In 1901 the Haycroft family lived at 28 Sion Hill, Clifton, Bristol. They were
|Charles Haycroft||Head||44||Hide Merchant||Bueno Ayres, Argentina (British Subject)|
|Frank A. Haycroft||Son||10||Bristol|
|Eleanor G. Haycroft||Daug||9||Bristol|
|John R. R. Scott||Visitor||52||Ship Broker||Liverpool|
|Eliza C. Jenkins||Visitor||46||Living on own means||Liverpool|
|Marsha Weeks||Serv||17||Housemaid||Gandyfarth, Glamorgan|
|Eliza H. Roberts||Visitor||30||Nurse||Liverpool|
Above 28 Sion Hill, Clifton.
He died on 10th August 1917
Above Frank Haycroft's name on the War Memorial at St. Paul's Church, Clifton, Bristol.
Above St. Paul's Church, Clifton, Bristol.
Above St. Paul's Church, Clifton from an old postcard.

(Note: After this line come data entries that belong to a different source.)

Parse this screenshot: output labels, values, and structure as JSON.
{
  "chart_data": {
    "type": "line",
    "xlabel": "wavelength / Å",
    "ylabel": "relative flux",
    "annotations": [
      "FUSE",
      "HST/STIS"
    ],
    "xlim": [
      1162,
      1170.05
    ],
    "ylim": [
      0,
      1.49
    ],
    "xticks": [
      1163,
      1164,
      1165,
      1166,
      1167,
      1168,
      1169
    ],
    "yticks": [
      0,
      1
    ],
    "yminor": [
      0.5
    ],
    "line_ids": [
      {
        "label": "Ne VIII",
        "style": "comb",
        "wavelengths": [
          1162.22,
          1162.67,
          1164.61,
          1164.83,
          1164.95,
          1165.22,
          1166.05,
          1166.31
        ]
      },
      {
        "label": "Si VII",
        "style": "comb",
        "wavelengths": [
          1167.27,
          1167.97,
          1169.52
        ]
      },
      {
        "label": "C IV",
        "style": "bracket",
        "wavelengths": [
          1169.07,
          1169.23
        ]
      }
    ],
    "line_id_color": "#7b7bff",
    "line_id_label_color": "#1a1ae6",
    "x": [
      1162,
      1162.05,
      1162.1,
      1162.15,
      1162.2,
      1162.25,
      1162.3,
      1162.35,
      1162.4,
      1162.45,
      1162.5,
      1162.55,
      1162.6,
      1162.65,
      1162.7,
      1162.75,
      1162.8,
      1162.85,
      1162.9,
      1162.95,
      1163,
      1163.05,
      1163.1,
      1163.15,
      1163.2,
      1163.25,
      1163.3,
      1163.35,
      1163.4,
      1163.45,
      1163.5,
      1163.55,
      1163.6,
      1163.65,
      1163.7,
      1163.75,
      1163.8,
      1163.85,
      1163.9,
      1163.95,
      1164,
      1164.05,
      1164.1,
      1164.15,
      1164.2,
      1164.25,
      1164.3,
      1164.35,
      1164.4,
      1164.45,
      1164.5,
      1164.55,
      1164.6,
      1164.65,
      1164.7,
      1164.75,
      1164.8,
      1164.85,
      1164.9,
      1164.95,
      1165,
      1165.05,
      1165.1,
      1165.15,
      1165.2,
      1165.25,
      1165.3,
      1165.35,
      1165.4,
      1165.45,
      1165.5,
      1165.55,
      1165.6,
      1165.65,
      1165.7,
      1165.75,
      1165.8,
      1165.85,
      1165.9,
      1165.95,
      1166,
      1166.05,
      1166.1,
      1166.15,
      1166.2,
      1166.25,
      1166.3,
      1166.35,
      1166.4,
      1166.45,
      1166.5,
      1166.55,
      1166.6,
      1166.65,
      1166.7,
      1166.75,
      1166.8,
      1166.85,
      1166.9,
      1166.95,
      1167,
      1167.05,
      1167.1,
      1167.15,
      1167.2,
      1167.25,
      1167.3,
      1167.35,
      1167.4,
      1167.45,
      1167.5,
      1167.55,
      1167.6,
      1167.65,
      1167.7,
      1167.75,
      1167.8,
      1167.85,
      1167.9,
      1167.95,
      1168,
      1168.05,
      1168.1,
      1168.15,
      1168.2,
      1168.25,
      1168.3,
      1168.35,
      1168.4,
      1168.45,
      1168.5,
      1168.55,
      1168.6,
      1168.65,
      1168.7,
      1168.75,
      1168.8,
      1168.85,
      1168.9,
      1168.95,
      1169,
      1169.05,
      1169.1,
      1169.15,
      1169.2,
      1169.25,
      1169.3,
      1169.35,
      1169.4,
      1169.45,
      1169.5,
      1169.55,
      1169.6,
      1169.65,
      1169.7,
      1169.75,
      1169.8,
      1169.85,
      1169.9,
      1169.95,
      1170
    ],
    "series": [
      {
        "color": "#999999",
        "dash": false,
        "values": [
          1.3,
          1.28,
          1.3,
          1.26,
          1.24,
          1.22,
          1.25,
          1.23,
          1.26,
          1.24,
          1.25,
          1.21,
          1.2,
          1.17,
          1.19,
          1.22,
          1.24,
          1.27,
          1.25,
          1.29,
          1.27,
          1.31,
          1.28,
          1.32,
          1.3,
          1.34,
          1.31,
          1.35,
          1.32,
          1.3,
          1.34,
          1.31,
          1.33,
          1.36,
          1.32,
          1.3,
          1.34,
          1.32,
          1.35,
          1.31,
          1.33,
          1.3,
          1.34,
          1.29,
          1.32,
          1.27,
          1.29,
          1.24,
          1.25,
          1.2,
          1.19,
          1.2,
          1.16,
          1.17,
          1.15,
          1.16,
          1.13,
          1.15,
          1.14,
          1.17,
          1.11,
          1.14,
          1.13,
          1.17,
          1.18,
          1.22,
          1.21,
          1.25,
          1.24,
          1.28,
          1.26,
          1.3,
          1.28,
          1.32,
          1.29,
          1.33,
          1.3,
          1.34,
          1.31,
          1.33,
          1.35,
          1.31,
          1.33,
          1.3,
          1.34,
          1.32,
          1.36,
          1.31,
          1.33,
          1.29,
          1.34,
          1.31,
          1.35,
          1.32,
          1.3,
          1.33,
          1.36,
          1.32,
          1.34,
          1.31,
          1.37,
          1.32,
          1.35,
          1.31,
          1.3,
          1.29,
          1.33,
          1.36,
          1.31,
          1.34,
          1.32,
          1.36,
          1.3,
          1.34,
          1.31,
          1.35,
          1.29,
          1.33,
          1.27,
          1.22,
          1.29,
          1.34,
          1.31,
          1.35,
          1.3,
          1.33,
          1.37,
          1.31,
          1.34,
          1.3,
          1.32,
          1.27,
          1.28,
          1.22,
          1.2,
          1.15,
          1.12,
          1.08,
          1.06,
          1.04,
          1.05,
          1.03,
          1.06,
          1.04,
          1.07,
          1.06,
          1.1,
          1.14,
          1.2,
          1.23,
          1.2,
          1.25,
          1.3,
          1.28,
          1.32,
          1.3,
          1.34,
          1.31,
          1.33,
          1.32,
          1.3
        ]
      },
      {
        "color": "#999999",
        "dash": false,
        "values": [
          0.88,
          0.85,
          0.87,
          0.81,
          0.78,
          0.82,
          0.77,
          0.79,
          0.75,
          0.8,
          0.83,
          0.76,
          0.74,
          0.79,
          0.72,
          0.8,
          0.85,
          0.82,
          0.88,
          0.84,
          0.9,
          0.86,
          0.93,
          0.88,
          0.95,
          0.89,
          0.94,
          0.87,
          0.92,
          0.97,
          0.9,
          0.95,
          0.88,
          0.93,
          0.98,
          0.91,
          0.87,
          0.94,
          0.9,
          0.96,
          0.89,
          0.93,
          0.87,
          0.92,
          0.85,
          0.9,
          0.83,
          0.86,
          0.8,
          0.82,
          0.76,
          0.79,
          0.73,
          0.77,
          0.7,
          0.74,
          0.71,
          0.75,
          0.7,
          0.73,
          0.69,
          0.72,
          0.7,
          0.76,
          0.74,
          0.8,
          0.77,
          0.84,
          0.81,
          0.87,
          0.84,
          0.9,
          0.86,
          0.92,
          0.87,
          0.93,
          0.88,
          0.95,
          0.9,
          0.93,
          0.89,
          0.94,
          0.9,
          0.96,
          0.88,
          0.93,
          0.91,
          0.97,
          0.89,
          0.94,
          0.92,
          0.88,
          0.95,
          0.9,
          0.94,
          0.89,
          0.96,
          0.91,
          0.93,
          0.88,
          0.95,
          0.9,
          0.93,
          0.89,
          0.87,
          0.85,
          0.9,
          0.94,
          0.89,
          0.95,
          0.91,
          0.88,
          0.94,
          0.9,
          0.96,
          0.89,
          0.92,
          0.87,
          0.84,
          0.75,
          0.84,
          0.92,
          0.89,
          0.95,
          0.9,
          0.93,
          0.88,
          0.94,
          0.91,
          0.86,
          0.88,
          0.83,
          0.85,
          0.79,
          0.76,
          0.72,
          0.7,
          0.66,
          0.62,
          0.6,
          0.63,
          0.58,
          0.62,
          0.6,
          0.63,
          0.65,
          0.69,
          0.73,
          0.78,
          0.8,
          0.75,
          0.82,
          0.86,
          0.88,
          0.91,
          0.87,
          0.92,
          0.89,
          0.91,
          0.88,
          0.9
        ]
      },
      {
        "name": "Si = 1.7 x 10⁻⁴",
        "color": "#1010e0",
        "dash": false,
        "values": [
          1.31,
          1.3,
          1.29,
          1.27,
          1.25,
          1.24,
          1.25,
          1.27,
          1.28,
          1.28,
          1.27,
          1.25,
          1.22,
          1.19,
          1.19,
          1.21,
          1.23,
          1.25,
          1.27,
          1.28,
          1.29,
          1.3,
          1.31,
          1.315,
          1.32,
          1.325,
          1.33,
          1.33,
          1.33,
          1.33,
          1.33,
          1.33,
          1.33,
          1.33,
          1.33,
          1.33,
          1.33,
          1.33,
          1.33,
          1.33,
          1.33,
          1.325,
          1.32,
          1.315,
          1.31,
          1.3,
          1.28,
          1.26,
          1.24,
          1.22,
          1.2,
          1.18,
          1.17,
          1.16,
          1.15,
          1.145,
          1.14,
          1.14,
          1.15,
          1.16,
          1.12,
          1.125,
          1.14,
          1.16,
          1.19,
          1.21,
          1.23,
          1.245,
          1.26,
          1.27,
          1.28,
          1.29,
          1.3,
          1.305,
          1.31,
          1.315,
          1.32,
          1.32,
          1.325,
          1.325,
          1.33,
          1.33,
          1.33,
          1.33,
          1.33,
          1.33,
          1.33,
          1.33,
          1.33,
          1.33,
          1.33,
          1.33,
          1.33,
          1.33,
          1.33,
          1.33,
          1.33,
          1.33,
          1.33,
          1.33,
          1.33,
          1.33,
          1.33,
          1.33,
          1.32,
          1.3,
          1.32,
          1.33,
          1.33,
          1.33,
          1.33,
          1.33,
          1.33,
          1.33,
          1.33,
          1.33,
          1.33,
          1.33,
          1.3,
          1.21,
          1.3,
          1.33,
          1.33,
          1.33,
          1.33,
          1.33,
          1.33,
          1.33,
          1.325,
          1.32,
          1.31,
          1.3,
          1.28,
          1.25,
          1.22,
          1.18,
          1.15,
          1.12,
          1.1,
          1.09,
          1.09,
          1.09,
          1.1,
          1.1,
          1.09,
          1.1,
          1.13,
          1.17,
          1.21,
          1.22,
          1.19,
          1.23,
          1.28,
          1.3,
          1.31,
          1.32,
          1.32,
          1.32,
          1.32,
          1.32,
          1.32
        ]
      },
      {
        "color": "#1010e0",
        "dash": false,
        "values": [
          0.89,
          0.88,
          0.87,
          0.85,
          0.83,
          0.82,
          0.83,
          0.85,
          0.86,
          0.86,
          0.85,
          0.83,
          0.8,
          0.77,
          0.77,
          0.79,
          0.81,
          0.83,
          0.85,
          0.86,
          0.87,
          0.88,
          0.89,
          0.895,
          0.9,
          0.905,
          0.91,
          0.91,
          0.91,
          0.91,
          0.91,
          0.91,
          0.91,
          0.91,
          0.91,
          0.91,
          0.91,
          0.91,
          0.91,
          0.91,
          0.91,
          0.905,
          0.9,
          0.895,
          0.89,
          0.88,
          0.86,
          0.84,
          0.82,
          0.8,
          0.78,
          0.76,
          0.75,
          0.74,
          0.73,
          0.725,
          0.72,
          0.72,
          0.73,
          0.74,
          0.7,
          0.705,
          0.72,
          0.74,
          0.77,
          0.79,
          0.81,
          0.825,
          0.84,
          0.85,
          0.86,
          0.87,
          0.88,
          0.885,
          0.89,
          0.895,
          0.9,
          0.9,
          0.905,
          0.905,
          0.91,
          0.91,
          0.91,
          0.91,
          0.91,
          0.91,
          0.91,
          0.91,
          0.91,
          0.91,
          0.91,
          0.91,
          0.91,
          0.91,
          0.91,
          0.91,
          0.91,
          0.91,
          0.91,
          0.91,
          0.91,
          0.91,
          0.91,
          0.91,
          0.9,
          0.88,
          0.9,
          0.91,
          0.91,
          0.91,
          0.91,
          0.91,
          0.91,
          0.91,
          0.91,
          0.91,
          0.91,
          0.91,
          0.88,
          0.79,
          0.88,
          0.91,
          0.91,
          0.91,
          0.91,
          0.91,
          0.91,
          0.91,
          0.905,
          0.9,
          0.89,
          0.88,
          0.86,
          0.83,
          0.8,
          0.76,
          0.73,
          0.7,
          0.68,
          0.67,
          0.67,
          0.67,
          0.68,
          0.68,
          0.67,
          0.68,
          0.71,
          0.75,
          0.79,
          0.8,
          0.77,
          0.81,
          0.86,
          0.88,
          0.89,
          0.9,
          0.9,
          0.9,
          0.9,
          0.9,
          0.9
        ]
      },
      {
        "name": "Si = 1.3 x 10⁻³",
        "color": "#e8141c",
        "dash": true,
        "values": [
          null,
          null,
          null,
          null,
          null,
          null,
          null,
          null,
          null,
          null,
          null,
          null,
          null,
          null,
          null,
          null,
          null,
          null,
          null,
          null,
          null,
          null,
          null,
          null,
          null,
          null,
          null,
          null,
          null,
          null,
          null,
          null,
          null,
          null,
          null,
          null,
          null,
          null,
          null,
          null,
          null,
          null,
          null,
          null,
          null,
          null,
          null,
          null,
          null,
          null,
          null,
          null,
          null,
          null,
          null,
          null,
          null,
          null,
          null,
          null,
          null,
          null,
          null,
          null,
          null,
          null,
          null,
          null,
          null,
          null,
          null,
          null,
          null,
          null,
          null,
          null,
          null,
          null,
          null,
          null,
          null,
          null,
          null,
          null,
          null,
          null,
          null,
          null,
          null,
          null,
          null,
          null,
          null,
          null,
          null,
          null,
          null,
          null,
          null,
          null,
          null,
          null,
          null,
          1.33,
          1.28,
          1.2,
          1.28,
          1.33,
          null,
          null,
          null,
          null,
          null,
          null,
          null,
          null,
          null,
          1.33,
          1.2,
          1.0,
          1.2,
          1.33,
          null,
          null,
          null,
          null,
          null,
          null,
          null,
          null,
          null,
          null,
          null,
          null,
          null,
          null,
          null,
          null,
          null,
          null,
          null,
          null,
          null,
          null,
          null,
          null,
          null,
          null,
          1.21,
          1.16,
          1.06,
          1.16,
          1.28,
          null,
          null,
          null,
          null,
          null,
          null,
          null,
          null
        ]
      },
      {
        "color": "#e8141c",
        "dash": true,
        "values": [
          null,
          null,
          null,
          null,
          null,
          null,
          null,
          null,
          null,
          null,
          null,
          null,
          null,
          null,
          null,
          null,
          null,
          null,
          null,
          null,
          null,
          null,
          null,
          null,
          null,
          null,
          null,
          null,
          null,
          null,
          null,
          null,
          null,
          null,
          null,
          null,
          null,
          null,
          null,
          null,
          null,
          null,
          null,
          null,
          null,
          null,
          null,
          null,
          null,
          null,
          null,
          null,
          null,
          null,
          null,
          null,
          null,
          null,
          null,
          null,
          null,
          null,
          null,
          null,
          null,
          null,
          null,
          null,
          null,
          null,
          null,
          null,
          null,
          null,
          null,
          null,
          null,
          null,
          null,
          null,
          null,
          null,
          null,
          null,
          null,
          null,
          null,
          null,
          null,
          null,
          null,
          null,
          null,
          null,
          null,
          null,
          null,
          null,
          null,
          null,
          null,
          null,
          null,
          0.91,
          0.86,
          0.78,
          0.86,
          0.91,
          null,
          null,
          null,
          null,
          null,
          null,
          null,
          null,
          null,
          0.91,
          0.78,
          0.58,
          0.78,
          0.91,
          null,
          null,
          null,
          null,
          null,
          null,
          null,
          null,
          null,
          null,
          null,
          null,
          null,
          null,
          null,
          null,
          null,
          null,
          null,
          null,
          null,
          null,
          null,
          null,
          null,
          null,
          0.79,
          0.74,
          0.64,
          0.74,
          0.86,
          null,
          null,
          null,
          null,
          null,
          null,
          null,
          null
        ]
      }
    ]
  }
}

Kings Royal Rifle Corps Chapter IX
The general result of the fighting of July 31st 1917 and the first two days of August was that the enemy’s front system had been captured practically along the whole front of the attack, the British troops were firmly established on the ground they had gained. Incessant bad weather prevented any renewal of the advance on a big scale before the middle of August, but there was a good deal of local fighting in order to secure the best jumping-off places for the next advance. Especially was this necessary on the front of the X1V Corps, where a foothold had to be secured on the right bank of the Steenbeek, so that the first move of the big operation should not have to include the crossing of that stream.
On August 6th the 20th Division completed the relief of the 38 th in the right sector of the X1V Corps front, and were thus confronted by the Steenbeek proposition. The situation on the front held by the Division was that the enemy were holding the opposite bank of the Steenbeek, while the British line was from 200 to 400 yards short of the stream. The 59 th Brigade took over the line, the 60th and 61st being kept in reserve, the intention being that the 59th Brigade should gain a footing on the other side of the stream by a preliminary operation, where it would be relieved by the other two brigades the day before the big attack. The attack completed, the two brigades which had made it would, in turn, be relieved by the 59th, which would hold the position gained. Subsequent events prevented this scheme being carried out in its entirety.
The 10th K.R.R.C was detailed to carry out the operation of crossing the Steenbeek. The attack was fixed for 4.15a.m. on August 11th. It was to be made by two companies of the Battalion, which were to form up in the open within 200 yards of the stream. Unfortunately, an enemy’s patrol, which had crossed the stream detected our troops in the act of forming up, and turned on a machine gun with very disastrous results, as the right company lost heavily, and was completely disorganised. The operation failed, only small parties ever getting over the stream, and they were never seen again. The casualties in this unfortunate affair were: killed, 8 other ranks; wounded 1 officer and 32 other ranks; missing, 4 officers, of whom 2nd Ltnt. F.A. Haycroft was killed; Captain F.H. Tate died of wounds in German hands; Captain R.L. Jones and 2nd Ltnt. J.M. Lovett (5th N. Staffs, attached) were prisoners of war, and 85 other ranks.
Three days later the operation was successfully carried out by the 10th and 11th Battalions Rifle brigade, six companies being employed this time. Evidently no blame was attached to the 10 th Battalion for their failure, as a few days later we find their Divisional Commander addressing a new draft, and congratulating them on coming to a battalion which ‘always fought well’.